The Sati Anasuya Ashram is in Chitrakoot, Madhya Pradesh, located further upstream on the Mandakini River. It is 16 km away from the town, and set amidst thick forests where the melody of birdsong plays all day. It was where sage Atri, his wife Anasuya, and their three sons (who were three incarnations of Brahma, Vishnu, and Shiva), lived and are said to have meditated.

Valmiki describes in the Ramayana that there once was no rain in Chitrakuta for ten years. There was a severe famine and nothing was left for animals and birds to eat or drink.
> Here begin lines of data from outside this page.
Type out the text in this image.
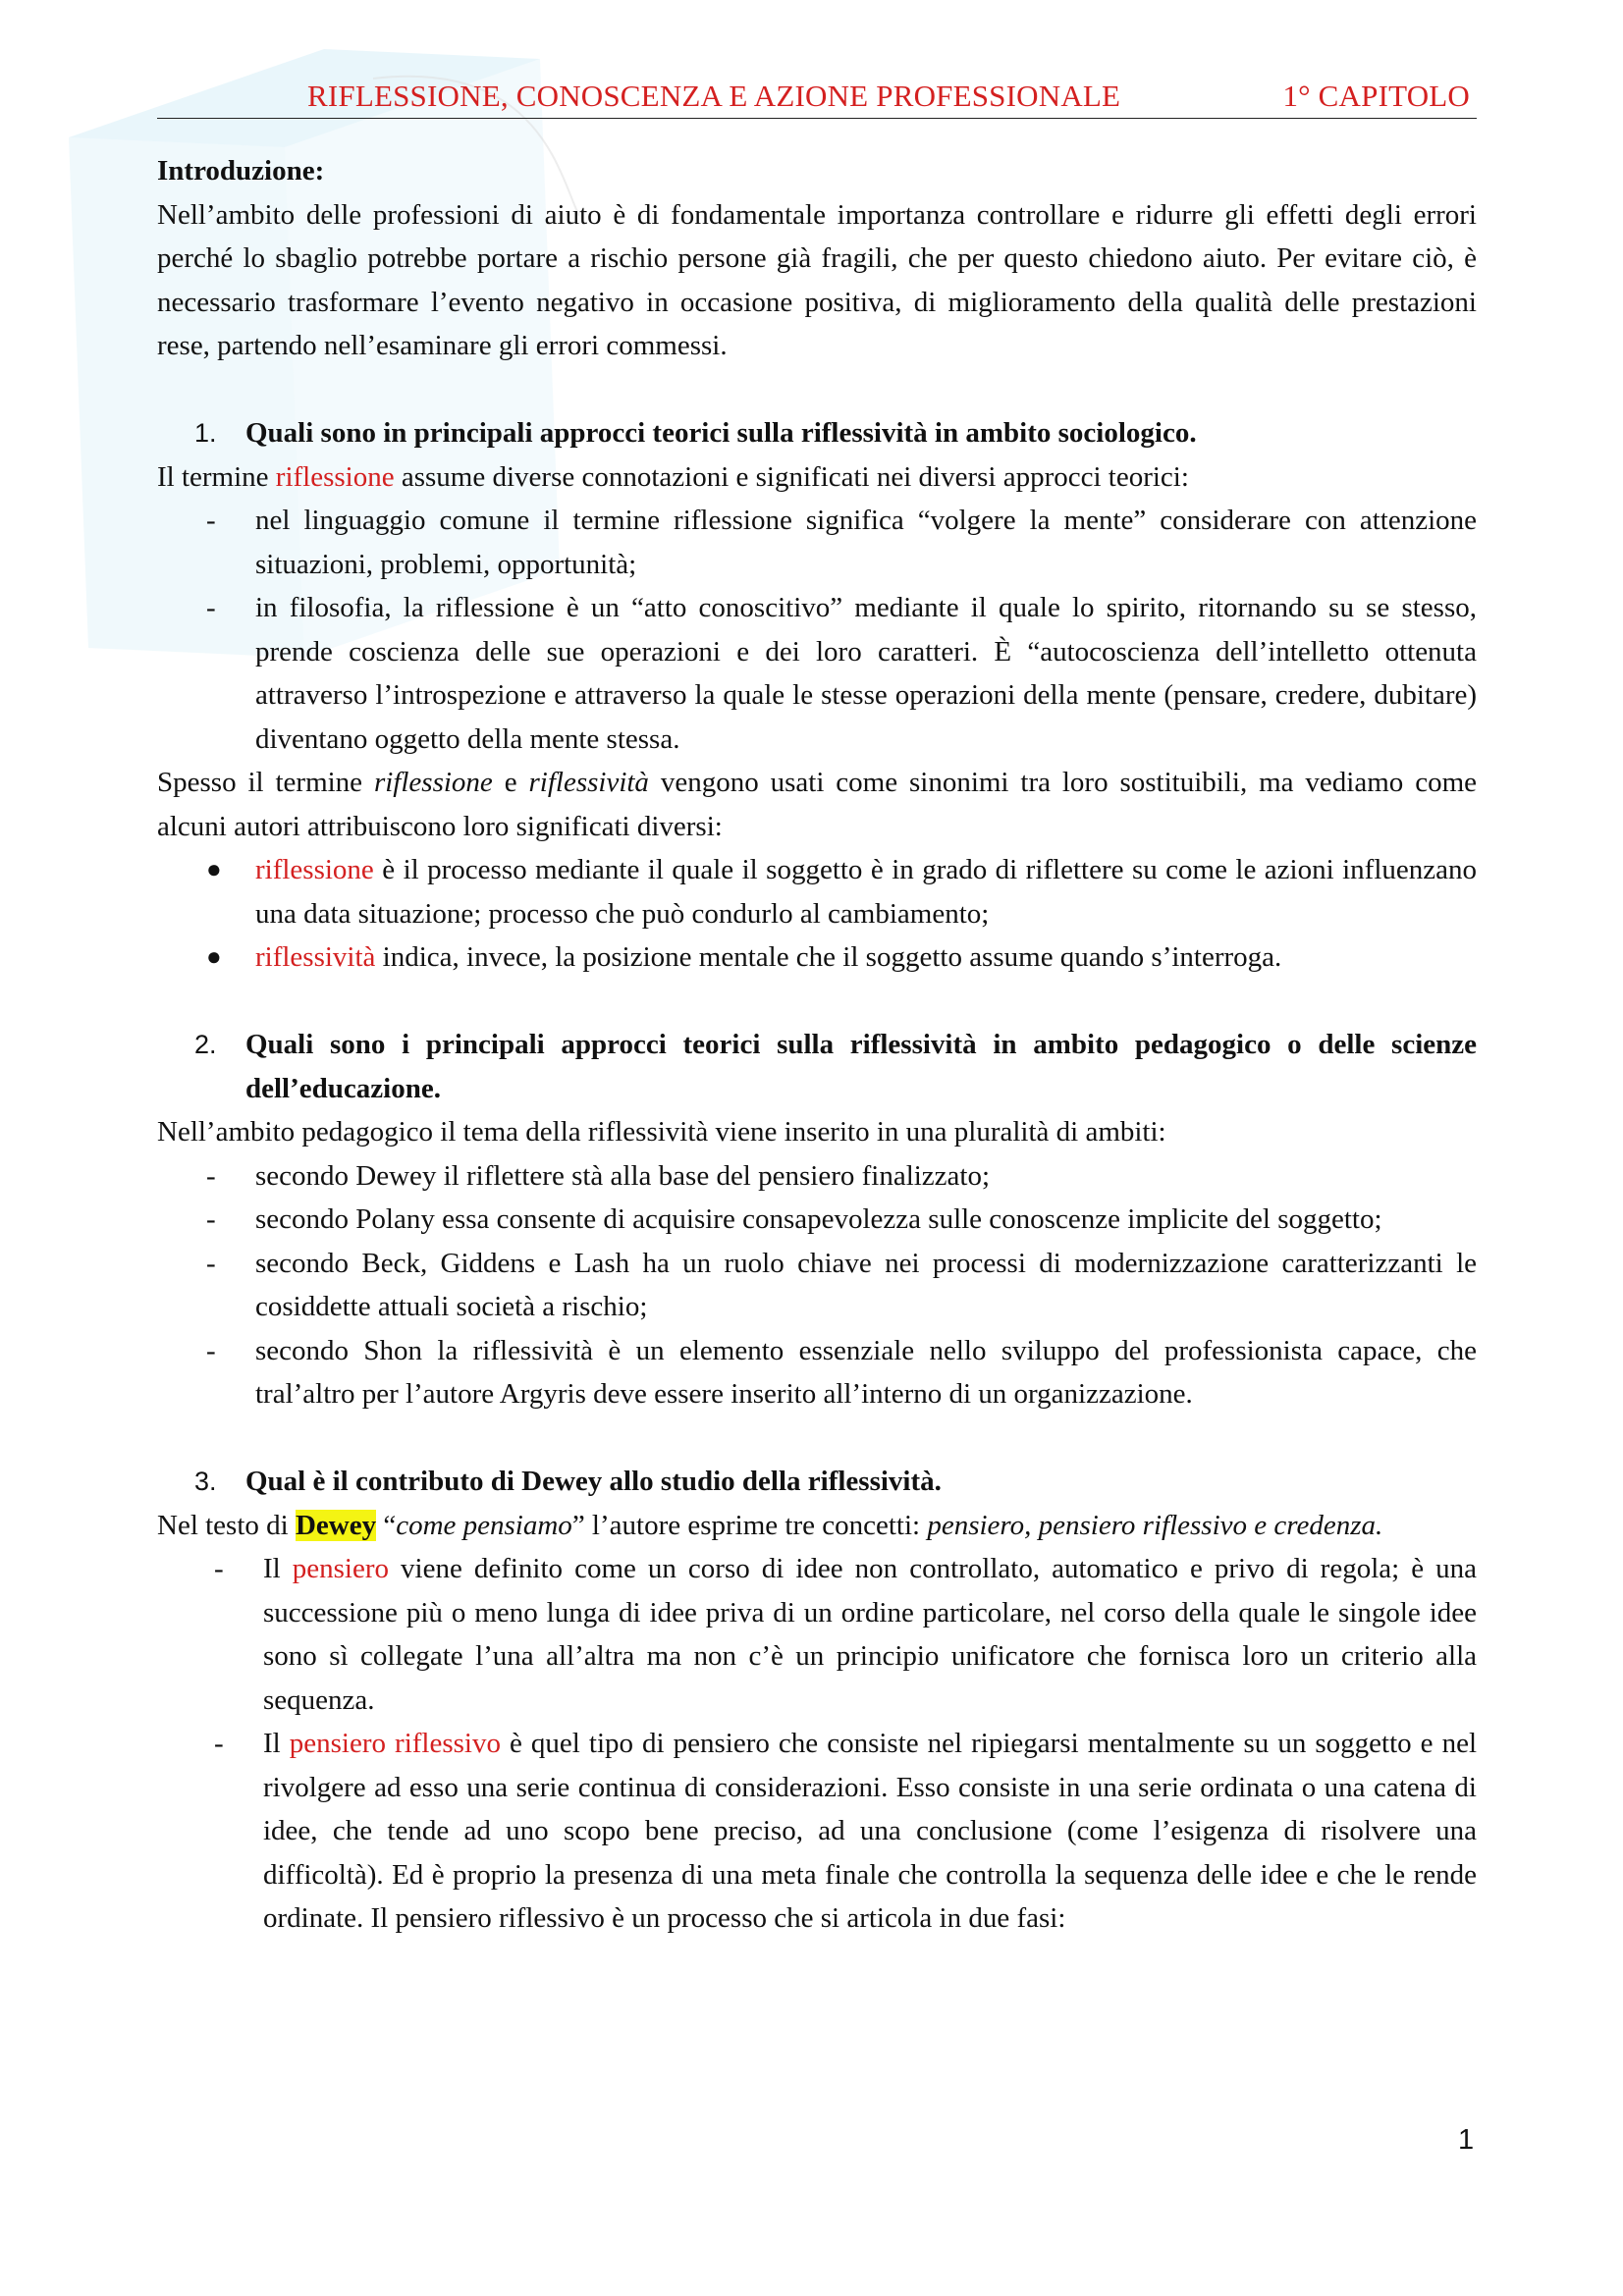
RIFLESSIONE, CONOSCENZA E AZIONE PROFESSIONALE	1° CAPITOLO

Introduzione:

Nell’ambito delle professioni di aiuto è di fondamentale importanza controllare e ridurre gli effetti degli errori perché lo sbaglio potrebbe portare a rischio persone già fragili, che per questo chiedono aiuto. Per evitare ciò, è necessario trasformare l’evento negativo in occasione positiva, di miglioramento della qualità delle prestazioni rese, partendo nell’esaminare gli errori commessi.

1. Quali sono in principali approcci teorici sulla riflessività in ambito sociologico.

Il termine riflessione assume diverse connotazioni e significati nei diversi approcci teorici:

- nel linguaggio comune il termine riflessione significa “volgere la mente” considerare con attenzione situazioni, problemi, opportunità;
- in filosofia, la riflessione è un “atto conoscitivo” mediante il quale lo spirito, ritornando su se stesso, prende coscienza delle sue operazioni e dei loro caratteri. È “autocoscienza dell’intelletto ottenuta attraverso l’introspezione e attraverso la quale le stesse operazioni della mente (pensare, credere, dubitare) diventano oggetto della mente stessa.

Spesso il termine riflessione e riflessività vengono usati come sinonimi tra loro sostituibili, ma vediamo come alcuni autori attribuiscono loro significati diversi:

● riflessione è il processo mediante il quale il soggetto è in grado di riflettere su come le azioni influenzano una data situazione; processo che può condurlo al cambiamento;
● riflessività indica, invece, la posizione mentale che il soggetto assume quando s’interroga.
2. Quali sono i principali approcci teorici sulla riflessività in ambito pedagogico o delle scienze dell’educazione.

Nell’ambito pedagogico il tema della riflessività viene inserito in una pluralità di ambiti:

- secondo Dewey il riflettere stà alla base del pensiero finalizzato;
- secondo Polany essa consente di acquisire consapevolezza sulle conoscenze implicite del soggetto;
- secondo Beck, Giddens e Lash ha un ruolo chiave nei processi di modernizzazione caratterizzanti le cosiddette attuali società a rischio;
- secondo Shon la riflessività è un elemento essenziale nello sviluppo del professionista capace, che tral’altro per l’autore Argyris deve essere inserito all’interno di un organizzazione.
3. Qual è il contributo di Dewey allo studio della riflessività.

Nel testo di Dewey “come pensiamo” l’autore esprime tre concetti: pensiero, pensiero riflessivo e credenza.

- Il pensiero viene definito come un corso di idee non controllato, automatico e privo di regola; è una successione più o meno lunga di idee priva di un ordine particolare, nel corso della quale le singole idee sono sì collegate l’una all’altra ma non c’è un principio unificatore che fornisca loro un criterio alla sequenza.
- Il pensiero riflessivo è quel tipo di pensiero che consiste nel ripiegarsi mentalmente su un soggetto e nel rivolgere ad esso una serie continua di considerazioni. Esso consiste in una serie ordinata o una catena di idee, che tende ad uno scopo bene preciso, ad una conclusione (come l’esigenza di risolvere una difficoltà). Ed è proprio la presenza di una meta finale che controlla la sequenza delle idee e che le rende ordinate. Il pensiero riflessivo è un processo che si articola in due fasi:
1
Sati Anasuya performed intensive austerities and got the river Mandakini down on earth. This led to the growth of greenery and forests, and eliminated the suffering of all sages and animals.
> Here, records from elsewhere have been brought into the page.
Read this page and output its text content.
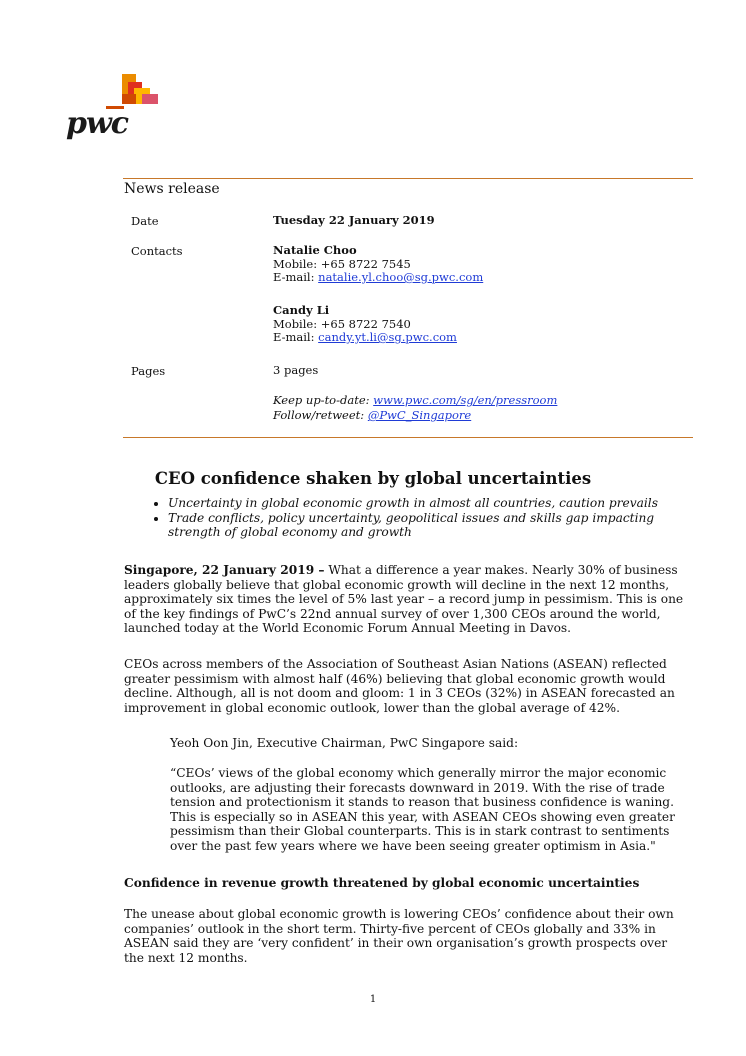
pwc
News release
Date	Tuesday 22 January 2019
Contacts	Natalie Choo
Mobile: +65 8722 7545
E-mail: natalie.yl.choo@sg.pwc.com
Candy Li
Mobile: +65 8722 7540
E-mail: candy.yt.li@sg.pwc.com
Pages	3 pages
Keep up-to-date: www.pwc.com/sg/en/pressroom
Follow/retweet: @PwC_Singapore
CEO confidence shaken by global uncertainties
• Uncertainty in global economic growth in almost all countries, caution prevails
• Trade conflicts, policy uncertainty, geopolitical issues and skills gap impacting strength of global economy and growth
Singapore, 22 January 2019 – What a difference a year makes. Nearly 30% of business leaders globally believe that global economic growth will decline in the next 12 months, approximately six times the level of 5% last year – a record jump in pessimism. This is one of the key findings of PwC’s 22nd annual survey of over 1,300 CEOs around the world, launched today at the World Economic Forum Annual Meeting in Davos.
CEOs across members of the Association of Southeast Asian Nations (ASEAN) reflected greater pessimism with almost half (46%) believing that global economic growth would decline. Although, all is not doom and gloom: 1 in 3 CEOs (32%) in ASEAN forecasted an improvement in global economic outlook, lower than the global average of 42%.
Yeoh Oon Jin, Executive Chairman, PwC Singapore said:
“CEOs’ views of the global economy which generally mirror the major economic outlooks, are adjusting their forecasts downward in 2019. With the rise of trade tension and protectionism it stands to reason that business confidence is waning. This is especially so in ASEAN this year, with ASEAN CEOs showing even greater pessimism than their Global counterparts. This is in stark contrast to sentiments over the past few years where we have been seeing greater optimism in Asia."
Confidence in revenue growth threatened by global economic uncertainties
The unease about global economic growth is lowering CEOs’ confidence about their own companies’ outlook in the short term. Thirty-five percent of CEOs globally and 33% in ASEAN said they are ‘very confident’ in their own organisation’s growth prospects over the next 12 months.
1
The Sati Anasuya Ashrama, at present, is a very peaceful place where several streams from the hills converge and form the Mandakini River. It is said that Rama along with Sita had visited this place to meet Atri and Anasuya. It is believed that this is the location where Sati Anasuya explained to Sita the grandeur and the importance of satitva (chastity). The dense forests of Dandaka start from this place. It is said to have been ruled by Ravana, who had appointed strong rakshasas such as Khara and Viradha as its rulers. The place is supposed to have once been infected by the terror of rakshasas.

==In popular culture==
Two movies in the Telugu language, both entitled Sati Anasuya were released in 1957 and 1971. The 1957 film was directed by Kadaru Nagabhushanam and starred Anjali Devi and Gummadi. The 1971 film was directed by B. A. Subba Rao. Jamuna played the role of Anasuya, Sharada played Sumati and Tadepalli Lakshmi Kanta Rao played Atri Maharshi. The musical score was provided by P. Adinarayana Rao.